In seven years, the price of offshore wind power has more than tripled
This result is interesting because the price of wind turbines has increased due to the increase in raw material prices, to which is added supply difficulties and strong demand due to the international situation. These rates are still 5.8 % less than 2019 and 69 % below those of 2015. In seven years, the price of offshore wind power has more than tripled despite very unfavorable economic conditions. The main reasons for this decline are of magnitude: larger and taller rotors multiply the efficiency of wind turbines (doubling the size quadruples the amount of electricity produced).
We can compare this price with a similar situation in France. In 2019, a group of companies took over EDF Renewable energies have won the tender for the Dunkirk marine wind farm (600 megawatts) at a state-guaranteed price of 44 euros per megawatt hour and commissioning in 2027. It is difficult to compare with recent UK tenders (different contract type, twenty year term, indexing not communicated, much closer distance to coast) but the price, which was hailed as very competitive then – and still is – is there of the same order of magnitude as that of today’s British contracts.
We can also compare the English wind energy contract with that of the British government EDF for the construction of two-type reactors ERP at Hinkley Point, Wales. It’s the same country, same contract type (contract for difference), same reference currency (sterling 2012). It is about the commissioning of the two reactors in 2027. The contract was signed in 2013 between EDF and the UK reports a price of £92.5 per megawatt hour, the price is indexed to inflation and, importantly, for a period of thirty-five years. In 2027, therefore, the British are paying 2.5 times more for the electricity supplied by the Hinkley Point reactors than for wind power produced at sea.

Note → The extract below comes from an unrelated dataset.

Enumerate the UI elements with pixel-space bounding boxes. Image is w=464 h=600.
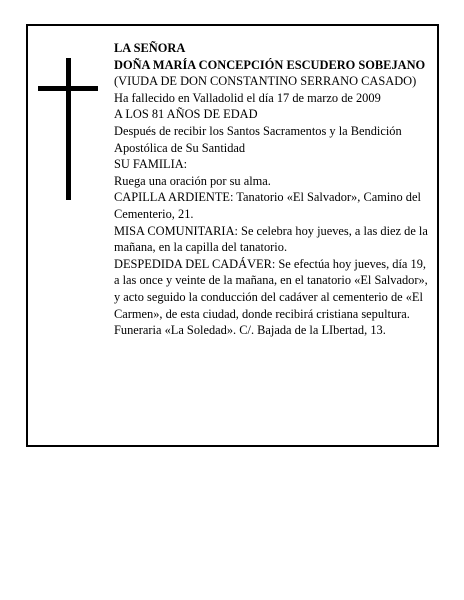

It should be added that the terms of the Hinkley Point contract were negotiated on the basis of a cost of £14 billion for the two reactors. At the time of signing on October 21, 2013 EDF had reestimated the cost to £16 billion in 2012, with commissioning planned for 2023. After many setbacks and deviations EDF today announces an estimated cost of between £25 billion and £26 billion in 2015 and the first unit to be operational in June 2027 “ a delivery delay risk estimated at fifteen months, assuming the absence of an epidemic wave and the additional effects of the war in Ukraine ».
On the revenue side, the contract is signed between EDF and the UK sets the price of electricity independently of markets. And so these slips in costs (+60 %), operating losses and the extension of the financing period due to the accumulated delays have to be borne by the company [3]. Some analysts believe the additional costs and delays are threatening the project’s viability. Be that as it may, in the UK, offshore wind turbines take precedence over continental nuclear power stations.